Mar 1, 201810:38 AM
A weekly blog on the New Orleans fine dining scene
I was reading an article yesterday about the “dirty little secret” that a lot of family recipes we think are ancient in fact originated from labels printed on food products in the 1950s. I wasn’t aware it was a secret.
The gist of most of the reader-provided stories on the subject was: Grandchild loves recipe and begs grandmother for details as the latter is on her deathbed. “Oh, child, it was just printed on a box of Borax!” Cue laughter.
I spent some time with my grandmother in the kitchen and have done a great deal of cooking since she passed. I’ve seen the recipes she saved, and while there are a lot of handwritten recipes that could legitimately have been passed down through generations, there are also a lot she clipped from a newspaper or magazine.
My grandmother was an adult with children during the ’50s and entertained guests pretty frequently. Certainly it was “frequently” by my standard. She was a wonderful cook, and though I don’t remember her following recipes for anything she cooked, I wouldn’t be all that surprised if she’d pulled one or two out for a dessert.
Most of what she cooked was food she’d grown up eating, and a good bit of it was from their garden. You don’t need a recipe for green beans with bacon if it’s something you’ve seen your mother or grandmother do your whole life.

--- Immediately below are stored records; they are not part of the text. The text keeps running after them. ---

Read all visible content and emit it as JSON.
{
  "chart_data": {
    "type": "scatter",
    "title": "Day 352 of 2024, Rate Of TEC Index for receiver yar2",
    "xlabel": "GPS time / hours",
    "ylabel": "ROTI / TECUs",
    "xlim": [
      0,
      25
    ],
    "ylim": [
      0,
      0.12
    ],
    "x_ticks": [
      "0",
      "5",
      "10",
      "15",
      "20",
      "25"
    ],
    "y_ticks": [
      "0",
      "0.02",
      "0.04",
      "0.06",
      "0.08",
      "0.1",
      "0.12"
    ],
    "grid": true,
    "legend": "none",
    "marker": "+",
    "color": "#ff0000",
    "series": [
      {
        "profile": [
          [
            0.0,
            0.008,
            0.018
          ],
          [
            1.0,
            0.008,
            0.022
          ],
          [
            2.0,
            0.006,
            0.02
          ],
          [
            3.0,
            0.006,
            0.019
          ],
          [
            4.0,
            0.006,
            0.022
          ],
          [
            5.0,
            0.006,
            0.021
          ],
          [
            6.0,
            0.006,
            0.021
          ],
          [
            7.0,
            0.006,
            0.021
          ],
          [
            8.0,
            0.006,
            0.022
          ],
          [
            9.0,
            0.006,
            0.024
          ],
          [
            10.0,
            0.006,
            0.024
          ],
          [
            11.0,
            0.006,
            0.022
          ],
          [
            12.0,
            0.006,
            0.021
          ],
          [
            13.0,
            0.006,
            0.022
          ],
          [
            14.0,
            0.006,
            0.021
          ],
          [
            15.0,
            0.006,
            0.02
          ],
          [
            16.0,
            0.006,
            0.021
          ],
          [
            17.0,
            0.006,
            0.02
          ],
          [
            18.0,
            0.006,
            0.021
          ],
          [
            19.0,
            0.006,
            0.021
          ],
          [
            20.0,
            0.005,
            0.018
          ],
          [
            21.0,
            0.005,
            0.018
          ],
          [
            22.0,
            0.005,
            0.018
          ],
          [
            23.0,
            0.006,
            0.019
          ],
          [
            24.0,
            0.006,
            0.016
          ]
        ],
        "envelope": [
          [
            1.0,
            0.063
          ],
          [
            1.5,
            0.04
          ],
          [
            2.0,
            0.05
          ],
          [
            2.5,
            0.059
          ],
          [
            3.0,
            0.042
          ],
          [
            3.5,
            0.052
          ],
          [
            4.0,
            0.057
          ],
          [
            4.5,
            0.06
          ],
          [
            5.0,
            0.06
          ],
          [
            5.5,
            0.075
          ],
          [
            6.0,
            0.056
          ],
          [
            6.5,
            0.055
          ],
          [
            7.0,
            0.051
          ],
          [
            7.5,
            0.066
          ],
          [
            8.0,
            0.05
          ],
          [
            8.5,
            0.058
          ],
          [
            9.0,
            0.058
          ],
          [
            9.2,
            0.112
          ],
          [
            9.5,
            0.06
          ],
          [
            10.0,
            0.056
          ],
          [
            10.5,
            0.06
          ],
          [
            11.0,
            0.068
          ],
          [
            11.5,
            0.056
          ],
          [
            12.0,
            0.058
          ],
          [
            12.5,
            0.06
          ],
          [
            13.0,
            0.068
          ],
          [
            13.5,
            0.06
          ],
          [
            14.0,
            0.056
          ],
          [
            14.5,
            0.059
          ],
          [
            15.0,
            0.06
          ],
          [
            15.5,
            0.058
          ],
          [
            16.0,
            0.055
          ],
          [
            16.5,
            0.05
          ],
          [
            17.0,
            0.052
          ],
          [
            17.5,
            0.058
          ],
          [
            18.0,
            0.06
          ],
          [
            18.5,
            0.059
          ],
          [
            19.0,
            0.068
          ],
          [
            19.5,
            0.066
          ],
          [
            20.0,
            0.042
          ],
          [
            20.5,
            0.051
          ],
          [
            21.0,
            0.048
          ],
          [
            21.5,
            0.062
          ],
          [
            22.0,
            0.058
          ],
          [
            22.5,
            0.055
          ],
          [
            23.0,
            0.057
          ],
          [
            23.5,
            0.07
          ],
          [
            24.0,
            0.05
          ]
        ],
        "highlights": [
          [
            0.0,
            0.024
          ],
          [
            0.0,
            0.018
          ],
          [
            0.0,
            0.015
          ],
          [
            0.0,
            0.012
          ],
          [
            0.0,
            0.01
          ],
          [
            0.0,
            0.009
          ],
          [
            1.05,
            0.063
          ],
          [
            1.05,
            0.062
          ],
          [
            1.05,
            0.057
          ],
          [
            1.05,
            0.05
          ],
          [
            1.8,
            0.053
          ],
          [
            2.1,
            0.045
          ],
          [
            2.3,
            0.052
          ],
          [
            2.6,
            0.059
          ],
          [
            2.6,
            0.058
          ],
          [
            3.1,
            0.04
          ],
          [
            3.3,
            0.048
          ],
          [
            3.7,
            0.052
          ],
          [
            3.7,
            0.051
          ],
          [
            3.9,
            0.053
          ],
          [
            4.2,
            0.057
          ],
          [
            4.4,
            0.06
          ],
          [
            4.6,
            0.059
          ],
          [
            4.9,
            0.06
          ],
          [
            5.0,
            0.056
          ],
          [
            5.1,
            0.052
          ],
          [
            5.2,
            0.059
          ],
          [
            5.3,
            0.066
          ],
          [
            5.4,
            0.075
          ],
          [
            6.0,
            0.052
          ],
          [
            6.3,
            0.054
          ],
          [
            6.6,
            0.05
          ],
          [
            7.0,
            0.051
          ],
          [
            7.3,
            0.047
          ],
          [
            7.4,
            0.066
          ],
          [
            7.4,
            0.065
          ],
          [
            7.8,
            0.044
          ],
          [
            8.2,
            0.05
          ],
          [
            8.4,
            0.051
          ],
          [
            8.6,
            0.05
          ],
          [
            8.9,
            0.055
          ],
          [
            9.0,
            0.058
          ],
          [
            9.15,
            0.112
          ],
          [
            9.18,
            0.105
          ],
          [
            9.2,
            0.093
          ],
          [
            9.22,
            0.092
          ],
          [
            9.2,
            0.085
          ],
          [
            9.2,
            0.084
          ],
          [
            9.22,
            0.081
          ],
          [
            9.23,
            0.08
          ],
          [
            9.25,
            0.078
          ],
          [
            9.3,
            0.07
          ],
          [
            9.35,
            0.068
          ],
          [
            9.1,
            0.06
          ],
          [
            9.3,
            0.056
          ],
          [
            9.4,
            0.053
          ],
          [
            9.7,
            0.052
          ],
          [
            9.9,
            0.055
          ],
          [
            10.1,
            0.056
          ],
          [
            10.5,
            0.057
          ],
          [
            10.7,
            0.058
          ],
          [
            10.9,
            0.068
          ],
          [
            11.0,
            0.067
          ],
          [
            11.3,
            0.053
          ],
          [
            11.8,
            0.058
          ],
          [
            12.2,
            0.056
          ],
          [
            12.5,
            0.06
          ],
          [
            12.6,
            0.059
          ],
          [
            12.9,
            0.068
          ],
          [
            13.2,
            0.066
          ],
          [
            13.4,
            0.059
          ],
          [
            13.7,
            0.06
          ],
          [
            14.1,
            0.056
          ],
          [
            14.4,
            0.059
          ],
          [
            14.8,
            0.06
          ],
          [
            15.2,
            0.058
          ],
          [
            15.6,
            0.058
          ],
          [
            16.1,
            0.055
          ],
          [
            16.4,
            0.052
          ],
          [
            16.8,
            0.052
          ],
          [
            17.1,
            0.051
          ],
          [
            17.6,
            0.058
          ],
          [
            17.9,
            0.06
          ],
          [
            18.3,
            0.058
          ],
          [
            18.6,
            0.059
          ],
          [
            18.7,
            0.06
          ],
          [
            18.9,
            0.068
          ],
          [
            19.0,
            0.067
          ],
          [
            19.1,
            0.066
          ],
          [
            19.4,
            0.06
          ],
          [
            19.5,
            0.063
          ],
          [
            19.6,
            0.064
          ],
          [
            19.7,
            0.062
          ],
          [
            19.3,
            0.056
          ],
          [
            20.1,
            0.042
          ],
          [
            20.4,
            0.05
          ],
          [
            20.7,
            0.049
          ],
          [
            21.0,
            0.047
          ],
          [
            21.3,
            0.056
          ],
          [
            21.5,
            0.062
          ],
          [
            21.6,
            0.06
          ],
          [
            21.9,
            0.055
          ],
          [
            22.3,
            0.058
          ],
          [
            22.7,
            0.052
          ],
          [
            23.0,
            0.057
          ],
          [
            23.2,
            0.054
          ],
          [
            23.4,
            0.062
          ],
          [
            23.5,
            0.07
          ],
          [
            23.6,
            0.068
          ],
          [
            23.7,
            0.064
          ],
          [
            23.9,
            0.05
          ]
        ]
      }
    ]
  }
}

But even a legitimate “family recipe” doesn’t guarantee a successful end result. When I was in college in Memphis, I always stopped on the way up and back in Amite to see my grandparents. One afternoon as I was rifling through their freezer after lunch I found a frozen bag of some indeterminate meat-looking things. I asked my grandmother what it was, and after thinking for a bit, she said it must be the doves someone had given my grandfather recently.
She said they weren’t likely to eat it, and so gave it to me. I asked her how she’d cook it, and she wrote down a recipe on a little card. I am not going to transcribe it verbatim, but I love that she gave no measurements for salt, pepper, or flour nor a time for how long it should take to “brown [the doves] in butter in Dutch oven.”
She just assumed I’d at least know how to season and when something was brown. I am gratified by her confidence in me, but it was premature. The “doves” were not doves but chicken livers. At first I thought perhaps my grandmother had given me dove breasts because that’s where all the meat is on a dove, really.
Today I could distinguish between frozen chicken livers and frozen dove breasts, but back then I could not and thus followed the recipe my grandmother had given me for doves.
Browning and then braising chicken livers for an hour is not a very good way to cook them, as it happens. My rote adherence to the recipe gave the livers the texture of a chalkboard eraser. The sauce was good, but it wasn’t going to carry the day. To be clear: The problem was not the recipe; I’ve made it since, and it’s much better with doves on the bone.
No, it turns out that it’s generally not the recipe that makes good food but the cook.
If you are among the many folks who’ve discovered a recipe you thought was a family original was nothing of the sort, please share with me. I am particularly interested in stories about aged relatives who hid the origin of their “famous” recipe but were discovered in time to face the music. Coincidentally I am pitching a show called “The Deceitful Elderly” with that premise.